On a criterium of global attraction for discrete dynamical systems

Consider that the origin is a fix point of a discrete dynamical system $x^{(n+1)}=F(x^{(n)})$, defined in the whole $\mathbb R^m.$ LaSalle, in his book of 1976, [13], proposes to study several conditions which might imply global attraction. One of his suggestions is to write $F(x)=A(x)x$, where $A(x)$ is a real $m\times m$ matrix, and to assume that all the eigenvalues of eigenvalues of $A(x)$, for all $x\in \mathbb R^m$, have modulus smaller than one.
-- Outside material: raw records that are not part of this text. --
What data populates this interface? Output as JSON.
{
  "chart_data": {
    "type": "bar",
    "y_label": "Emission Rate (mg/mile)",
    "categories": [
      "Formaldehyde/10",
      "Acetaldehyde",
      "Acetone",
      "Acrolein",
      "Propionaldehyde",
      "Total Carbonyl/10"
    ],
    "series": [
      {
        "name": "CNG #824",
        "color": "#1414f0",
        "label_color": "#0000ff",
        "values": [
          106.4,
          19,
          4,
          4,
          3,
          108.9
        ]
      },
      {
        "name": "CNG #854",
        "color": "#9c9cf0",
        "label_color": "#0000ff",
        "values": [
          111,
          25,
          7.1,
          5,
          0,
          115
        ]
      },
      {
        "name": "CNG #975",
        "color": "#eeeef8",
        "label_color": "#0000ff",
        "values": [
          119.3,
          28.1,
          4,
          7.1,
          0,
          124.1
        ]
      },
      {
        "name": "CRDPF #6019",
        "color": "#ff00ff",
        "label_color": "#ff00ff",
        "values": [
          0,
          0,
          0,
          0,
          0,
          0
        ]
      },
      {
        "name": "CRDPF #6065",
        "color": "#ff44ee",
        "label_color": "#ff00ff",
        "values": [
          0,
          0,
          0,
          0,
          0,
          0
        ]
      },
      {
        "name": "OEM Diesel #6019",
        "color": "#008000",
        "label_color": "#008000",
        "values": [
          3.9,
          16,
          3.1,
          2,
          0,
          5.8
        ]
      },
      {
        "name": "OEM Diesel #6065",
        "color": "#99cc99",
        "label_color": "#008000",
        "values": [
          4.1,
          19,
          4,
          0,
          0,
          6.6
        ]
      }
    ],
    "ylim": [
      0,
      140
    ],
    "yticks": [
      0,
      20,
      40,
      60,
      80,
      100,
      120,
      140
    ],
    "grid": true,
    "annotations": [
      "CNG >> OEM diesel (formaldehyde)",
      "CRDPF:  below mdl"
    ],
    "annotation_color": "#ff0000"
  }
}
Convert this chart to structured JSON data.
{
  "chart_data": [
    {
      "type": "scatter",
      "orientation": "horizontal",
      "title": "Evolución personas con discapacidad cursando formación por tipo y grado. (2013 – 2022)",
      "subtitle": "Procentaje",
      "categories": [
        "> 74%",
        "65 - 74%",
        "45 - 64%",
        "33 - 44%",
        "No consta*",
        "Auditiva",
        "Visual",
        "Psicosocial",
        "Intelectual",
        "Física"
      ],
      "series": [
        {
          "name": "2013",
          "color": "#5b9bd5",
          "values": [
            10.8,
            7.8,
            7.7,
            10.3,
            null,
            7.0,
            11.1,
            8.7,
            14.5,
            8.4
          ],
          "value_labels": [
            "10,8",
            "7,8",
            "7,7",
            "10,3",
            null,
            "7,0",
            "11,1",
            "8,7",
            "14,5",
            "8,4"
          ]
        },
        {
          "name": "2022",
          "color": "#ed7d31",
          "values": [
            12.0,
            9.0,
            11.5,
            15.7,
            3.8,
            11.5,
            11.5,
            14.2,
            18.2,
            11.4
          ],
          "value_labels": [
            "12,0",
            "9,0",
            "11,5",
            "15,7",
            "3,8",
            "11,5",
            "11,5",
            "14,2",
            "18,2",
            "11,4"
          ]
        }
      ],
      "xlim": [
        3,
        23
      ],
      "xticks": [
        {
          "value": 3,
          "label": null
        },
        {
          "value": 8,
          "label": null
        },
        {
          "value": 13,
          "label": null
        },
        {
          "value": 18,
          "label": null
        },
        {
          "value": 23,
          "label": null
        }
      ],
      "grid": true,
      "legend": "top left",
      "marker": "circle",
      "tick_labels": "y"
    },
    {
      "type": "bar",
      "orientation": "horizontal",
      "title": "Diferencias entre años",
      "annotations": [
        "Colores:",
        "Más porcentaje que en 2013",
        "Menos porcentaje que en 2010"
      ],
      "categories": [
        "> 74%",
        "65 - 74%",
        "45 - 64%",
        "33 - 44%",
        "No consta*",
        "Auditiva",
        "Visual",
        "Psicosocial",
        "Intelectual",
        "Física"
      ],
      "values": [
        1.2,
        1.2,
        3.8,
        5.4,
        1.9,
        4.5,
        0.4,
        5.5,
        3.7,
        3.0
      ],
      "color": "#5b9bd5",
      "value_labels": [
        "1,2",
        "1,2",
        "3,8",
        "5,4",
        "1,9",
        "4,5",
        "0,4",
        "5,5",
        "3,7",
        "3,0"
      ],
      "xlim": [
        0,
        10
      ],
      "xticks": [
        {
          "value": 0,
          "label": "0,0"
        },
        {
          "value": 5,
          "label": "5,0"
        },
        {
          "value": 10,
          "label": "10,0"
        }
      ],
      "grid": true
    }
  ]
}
In the paper [4], Cima et al. show that, when $m\ge2$, such hypothesis does not guarantee that the origin is a global attractor, even for polynomial maps $F$. From the observation that the decomposition of $F(x)$ as $A(x)x$ is not unique, in this paper we wonder whether LaSalle condition, for a special and canonical choice of $A,$ forces the origin to be a global attractor. This canonical choice is given by $A_c(x)=\int_0^1 DF(sx) ds,$ where the integration of the matrix $DF(x)$ is made term by term. In fact, we prove that LaSalle condition for $A_c(x)$ is a sufficient condition to get the global attraction of the origin when $m=1,$ or when $m=2$ and $F$ is polynomial. We also show that this is no more true for $m=2$ when $F$ is a rational map or when $m\ge3.$ Finally we consider the equivalent question for ordinary differential equations.